Some things I learned while reading this book:
Terry Fox was smaller kid. He wanted to play on the basketball team. But wasn`t big enough, and he wasn`t very good at it. He kept practicing until the coach finally had to let him play. This was the beginning of him never giving up.
Terry Fox had an enlarged heart. He could have died of a heart attack any one of the days he ran. I spoke to a man with an enlarged heart and lung problems. He told me that he wears oxygen when he is going to do any physical labour, let alone running marathons.
Terry went through 9 pairs of shoes on his journey, and since he could not afford to replace them unless absolutely needed, they applied Shoo Goo to the tread to extend the shoe`s wear.
Terry didn`t eat a special diet like runners today would. He ate what was available on the road. Usually typical diner fare. Fries, burgers etc. He ate huge amounts of food due to the calories he would burn off. Terry and his crew often had food fights to let off steam, but the rule was “food is never to touch the restaurant“. It was fair game to put fries down the pants, or cake down the shirt, but they didn`t want to make the place dirty.
The generosity of everyday people. Often lodgings and meals were free to Terry and his crew. It was a small way for people without much to give back and help Terry make it across the country as cheaply as possible. Often invitations to come over for a meal, or spend the night were offered.
Terry and his crew never took one dime from this journey. In Christmas 1980, Terry had helped raise millions of dollars for cancer. He, however was flat broke. He could not even afford to give his family Christmas presents. He gave his Mom a pink wastepaper basket, as that was all he could afford to give.
After the Marathon of Hope ended the CEO of Four Seasons Hotels, Isadore Sharp phoned Terry in hospital. Isadore had lost a son to cancer. The 2 men came up with the idea of an annual run to raise money for cancer, and so the Terry Fox Run was born.
In 2005 Terry`s image was put on the Canadian dollar coin, affectionately known here as The Loonie. Terry Fox was the first person in history to be put on a Canadian coin that was not a King or Queen. The very first one minted was struck specifically for this book, and was picked up in Winnipeg by Terry`s brother Darrell(who was part of the crew during the Marathon of Hope).
Cancer research is real, and it is not glamorous. Most days researchers spend half of their time filling out forms to try and keep the research going. They need to get by with used freezers and fridges to keep specimens viable. They work for low or no pay and try and make advancements. It is not lucrative and run in some fancy, new lab. Not like the movies at all.
The first part of this book is called Counting The Names. The author spent the better part of a year, in and out of storage lockers in the Vancouver area. They were filled top to bottom with cards, letters, greetings and signatures for Terry. I do not remember exactly, but I do think one of those names was mine. I think my grade school class sent a poster to Terry wishing him luck, and hoping he got better after the Marathon of Hope ended.

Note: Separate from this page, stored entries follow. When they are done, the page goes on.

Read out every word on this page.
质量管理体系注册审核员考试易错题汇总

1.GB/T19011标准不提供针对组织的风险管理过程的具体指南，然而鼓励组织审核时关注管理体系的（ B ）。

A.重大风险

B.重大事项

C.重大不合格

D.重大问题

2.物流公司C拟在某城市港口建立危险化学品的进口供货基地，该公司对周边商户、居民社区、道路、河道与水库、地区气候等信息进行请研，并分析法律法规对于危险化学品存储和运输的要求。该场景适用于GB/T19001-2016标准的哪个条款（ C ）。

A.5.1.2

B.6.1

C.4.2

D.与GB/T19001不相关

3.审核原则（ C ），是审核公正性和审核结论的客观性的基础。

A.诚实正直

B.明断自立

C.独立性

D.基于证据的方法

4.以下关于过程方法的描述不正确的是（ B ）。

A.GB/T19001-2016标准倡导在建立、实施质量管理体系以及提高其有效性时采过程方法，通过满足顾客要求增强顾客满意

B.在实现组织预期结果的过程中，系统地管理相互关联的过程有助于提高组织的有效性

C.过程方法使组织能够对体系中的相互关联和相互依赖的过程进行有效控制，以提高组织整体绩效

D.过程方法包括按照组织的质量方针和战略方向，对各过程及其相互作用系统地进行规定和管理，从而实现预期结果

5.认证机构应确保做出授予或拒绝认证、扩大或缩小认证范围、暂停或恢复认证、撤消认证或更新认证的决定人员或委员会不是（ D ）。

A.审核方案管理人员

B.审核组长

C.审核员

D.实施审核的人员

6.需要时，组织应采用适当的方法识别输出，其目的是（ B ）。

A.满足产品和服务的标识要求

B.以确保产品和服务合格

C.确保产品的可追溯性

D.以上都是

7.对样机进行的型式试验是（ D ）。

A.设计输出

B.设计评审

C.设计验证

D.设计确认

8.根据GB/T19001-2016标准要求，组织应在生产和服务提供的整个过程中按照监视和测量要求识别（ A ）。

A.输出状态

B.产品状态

After finishing this post I will be speaking with my family. I pledge that I will be involved in the Terry Fox Run this year, and I hope they join me. I have never done it before, but this research has moved me greatly. I am not an awesome physical specimen that jogs a mile a day, but that doesn`t matter. All participants can choose to walk, wheel, run, ride. They can go as far as they choose. There are different distances. I am not big on asking people for money, but I will donate from my pocket because even though I don`t have a lot to give, I feel it is a great cause. Perhaps one day they will find a cure, and I can be a tiny part of that. Below is a poster I saw at a grocery store out of town. They are everywhere across Canada, and maybe even around the world. The Terry Fox Run is Sunday September 20, and this is the 35th anniversary.